Her book doesn't give me a solution to what to do when Ella encounters Princess-Land and comes home asking for things. I think my tactic is to decide how much is enough and hold the line. Some exposure isn't bad. I realize I might get stuck watching some crap films where I want desperately to add my own snide commentary, but I'll try to bite my tongue. I've encouraged family to give toys that aren't in the pink realm. Maybe she'll be interested in Lincoln Logs and Tinker Toys. Perhaps some figurines instead of films will allow for her to write her own princess story.

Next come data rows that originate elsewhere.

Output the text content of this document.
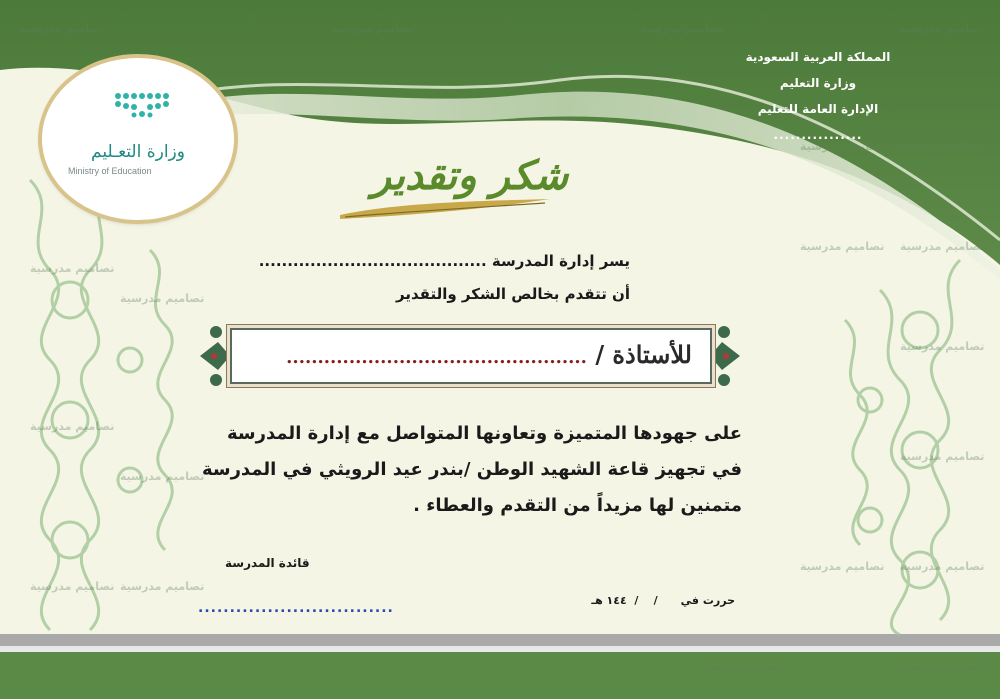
تصاميم مدرسية	تصاميم مدرسية	تصاميم مدرسية	تصاميم مدرسية
تصاميم مدرسية تصاميم مدرسية
تصاميم مدرسية تصاميم مدرسية
تصاميم مدرسية
تصاميم مدرسية
تصاميم مدرسية
تصاميم مدرسية
تصاميم مدرسية
تصاميم مدرسية
تصاميم مدرسية تصاميم مدرسية
تصاميم مدرسية تصاميم مدرسية
تصاميم مدرسية	تصاميم مدرسية
المملكة العربية السعودية
وزارة التعليم
الإدارة العامة للتعليم
................
وزارة التعـليم
Ministry of Education	شكر وتقدير
يسر إدارة المدرسة ........................................
أن تتقدم بخالص الشكر والتقدير
للأستاذة / ................................................
على جهودها المتميزة وتعاونها المتواصل مع إدارة المدرسة
في تجهيز قاعة الشهيد الوطن /بندر عيد الرويثي في المدرسة
متمنين لها مزيداً من التقدم والعطاء .
قائدة المدرسة
...............................	حررت في      /    /  ١٤٤ هـ
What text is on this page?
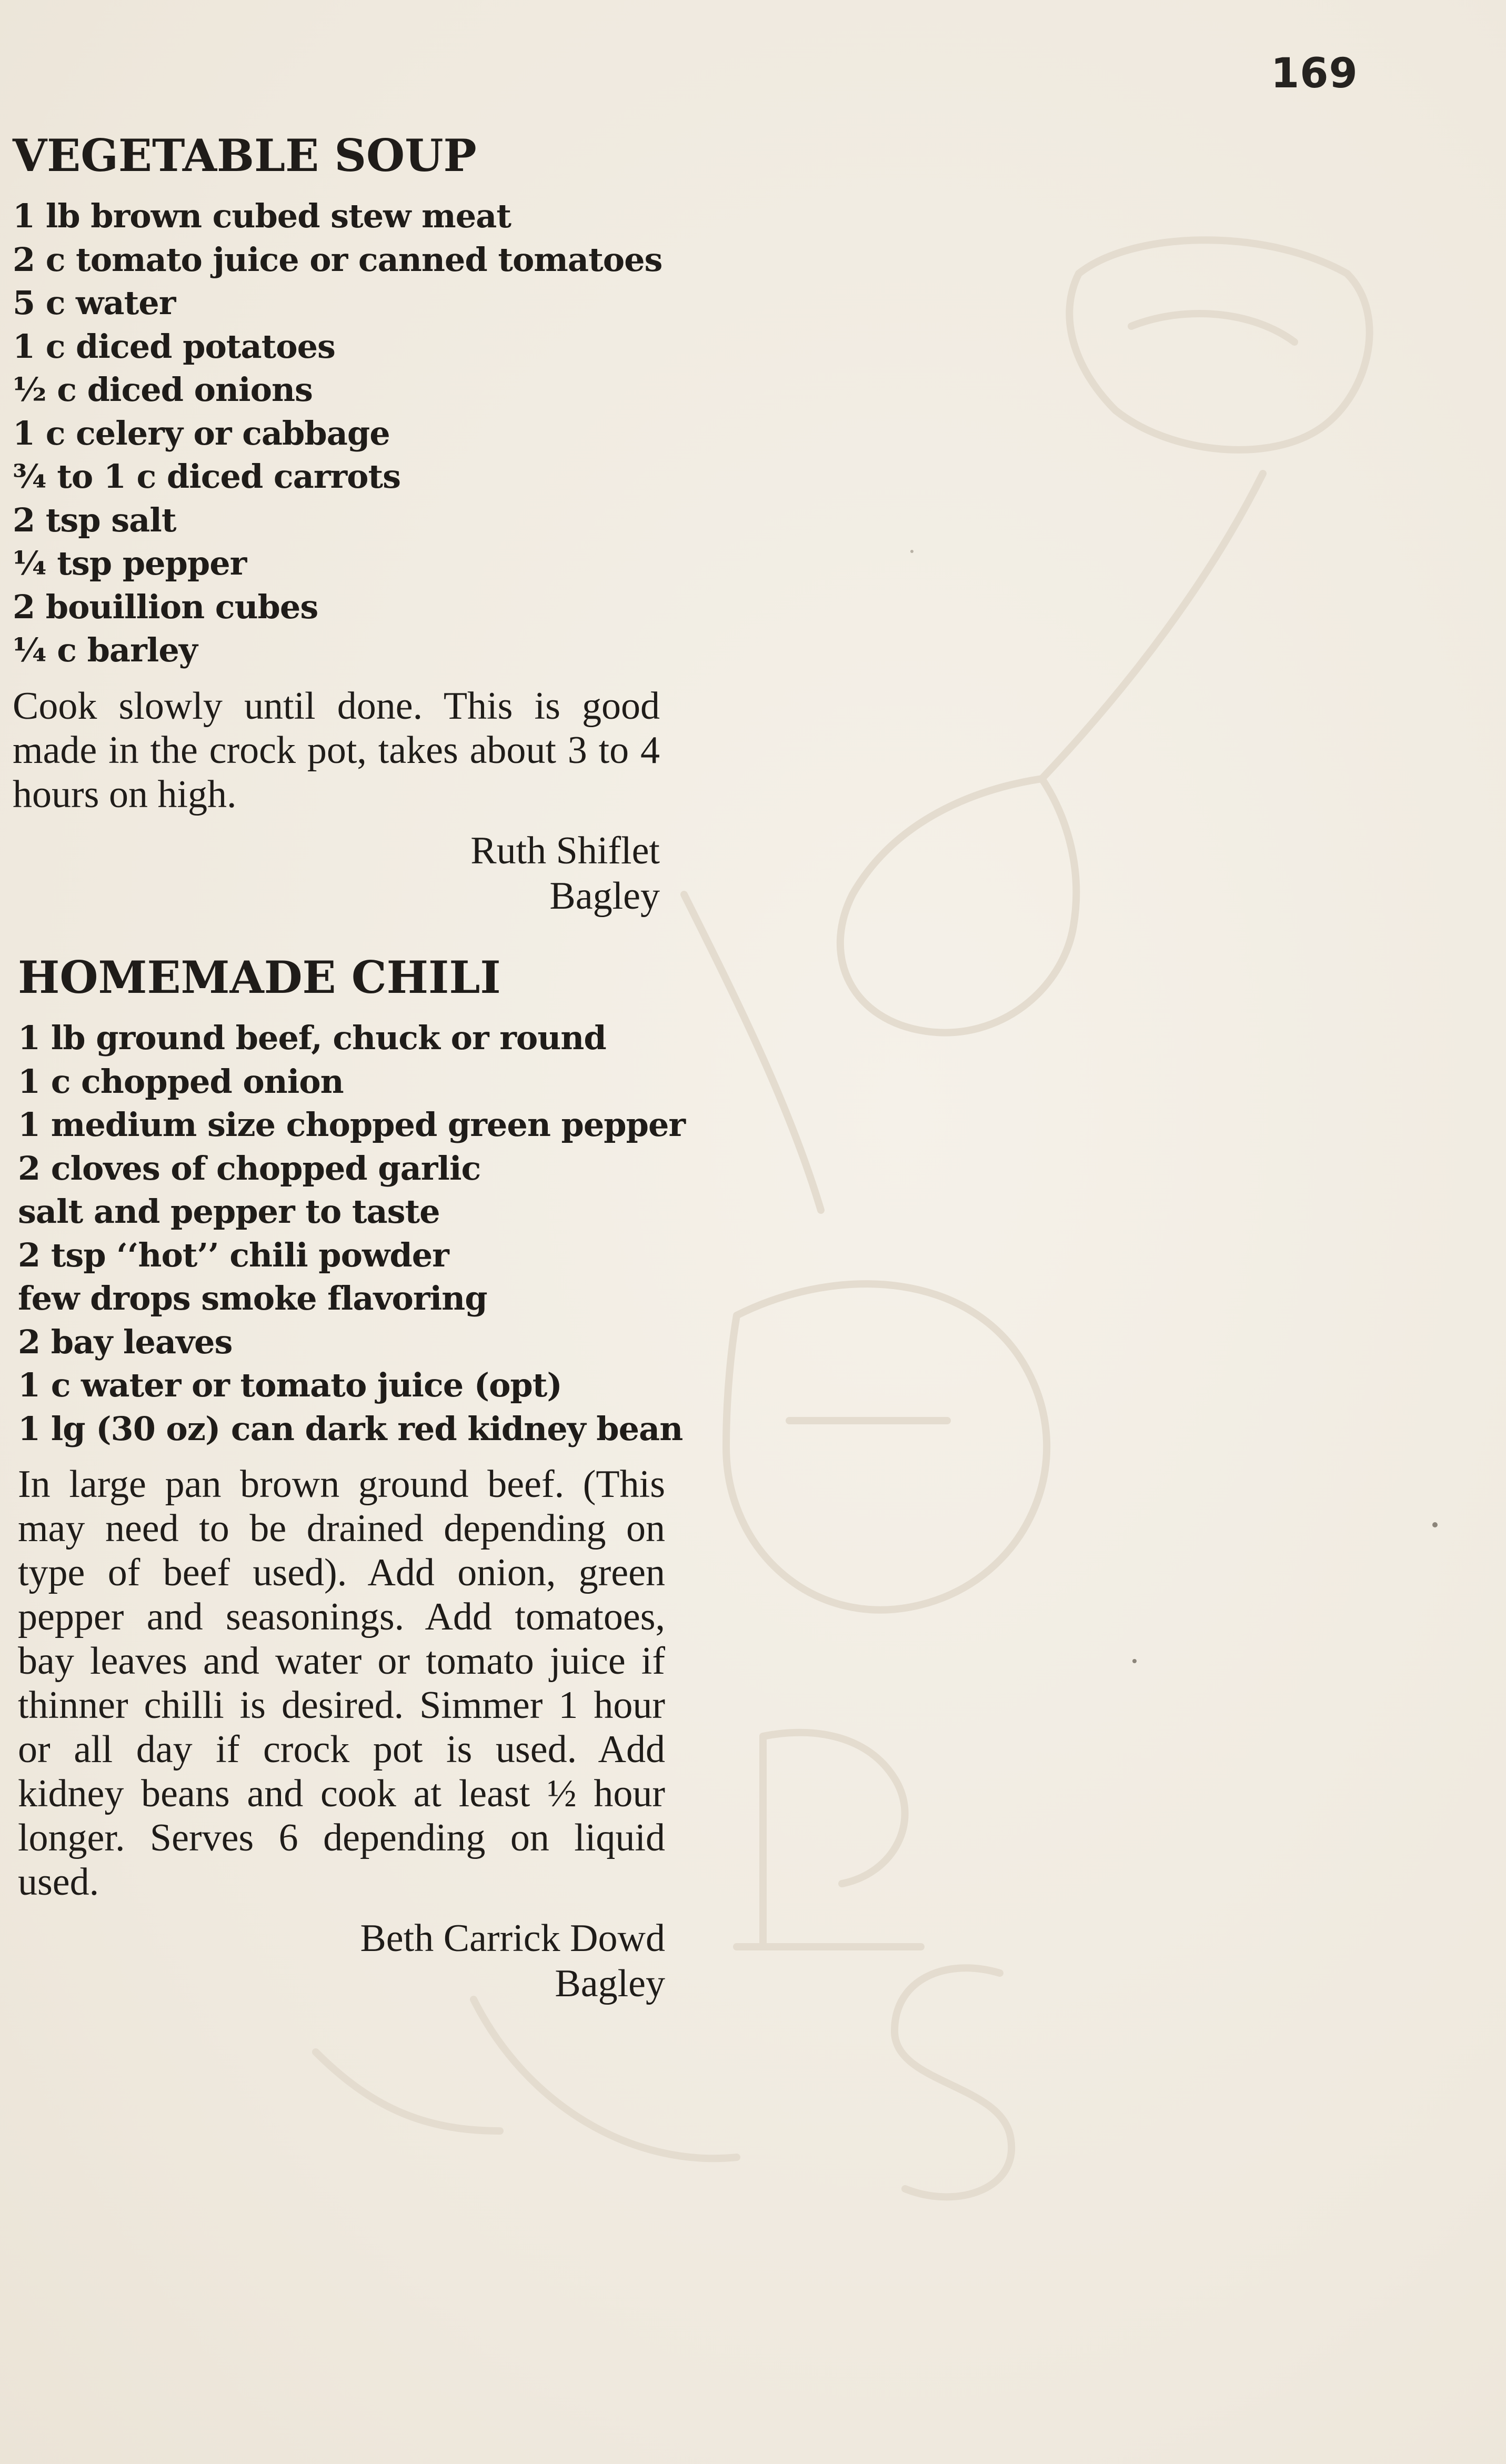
169
VEGETABLE SOUP
1 lb brown cubed stew meat
2 c tomato juice or canned tomatoes
5 c water
1 c diced potatoes
½ c diced onions
1 c celery or cabbage
¾ to 1 c diced carrots
2 tsp salt
¼ tsp pepper
2 bouillion cubes
¼ c barley

Cook slowly until done. This is good made in the crock pot, takes about 3 to 4 hours on high.

Ruth Shiflet
Bagley
HOMEMADE CHILI
1 lb ground beef, chuck or round
1 c chopped onion
1 medium size chopped green pepper
2 cloves of chopped garlic
salt and pepper to taste
2 tsp ‘‘hot’’ chili powder
few drops smoke flavoring
2 bay leaves
1 c water or tomato juice (opt)
1 lg (30 oz) can dark red kidney bean

In large pan brown ground beef. (This may need to be drained depending on type of beef used). Add onion, green pepper and seasonings. Add tomatoes, bay leaves and water or tomato juice if thinner chilli is desired. Simmer 1 hour or all day if crock pot is used. Add kidney beans and cook at least ½ hour longer. Serves 6 depending on liquid used.

Beth Carrick Dowd
Bagley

As with most of parenting I think I'll have to wing it when the time comes and rely on what my intuition tells me and find a way to talk about things in age appropriate ways.

Thursday, March 15, 2012

You heard it here first...

I had a dream.

No, not that kind of dream.

It was a crazy pregnancy dream which I seem to specialize in when I'm expecting. In the dream I had the baby - a boy weighing 7lbs 1oz. We'll see come the fall if my subconscious is somehow able to predict the future. Though given the rest of the dream, I kind of hope not.

In any event, in the dream I was nursing and feeling very grateful that this child was a much better nurser than the Shorty. I finished one side, put him down to switch sides, went to pick him up again and couldn't find him. For three days. In that time I realized I had no memory of the time right after delivery but I was pretty sure the midwives hadn't handed me the baby right after he came out and he hadn't nursed to get any colostrum and therefore my milk hadn't come in (I realize in real life that makes no sense, but whatevs. Ride along here with my addled, hormone saturated, losing mass brain).

So, even though I couldn't find the baby, off I went to get 3 ounces (apparently I was sure that was all I would need) of formula to feed him. Wherever he was. I went to the store and came back and eventually found the baby strapped into his car seat where he was emaciated and near death. I fed him and he lived.

Nice. Really nice.

I'm pretty sure this dream was inspired by a section of the book BAD MOTHER where the author had a baby with a cleft palate who couldn't nurse, but no one knew this and he nearly starved until she took him to the doctor to see why he felt so light and discovered he had gotten no food in many days. I finished reading that book over a week ago. Apparently it took my mind some time to be able to convert her experience into something that I could be anxious about.

Ah, me. Last night I had a dream about a woman I know who is about 5 weeks ahead of me in her pregnancy. In the dream she had delivered her baby and was experiencing terrible post-partum depression, crying 24/7. No one but me thought this wasn't normal. In the dream their baby also had an adult size head and a five o'clock shadow (it was also a boy)....Jaysus. You'd think I was eating super spicy food before bed or something.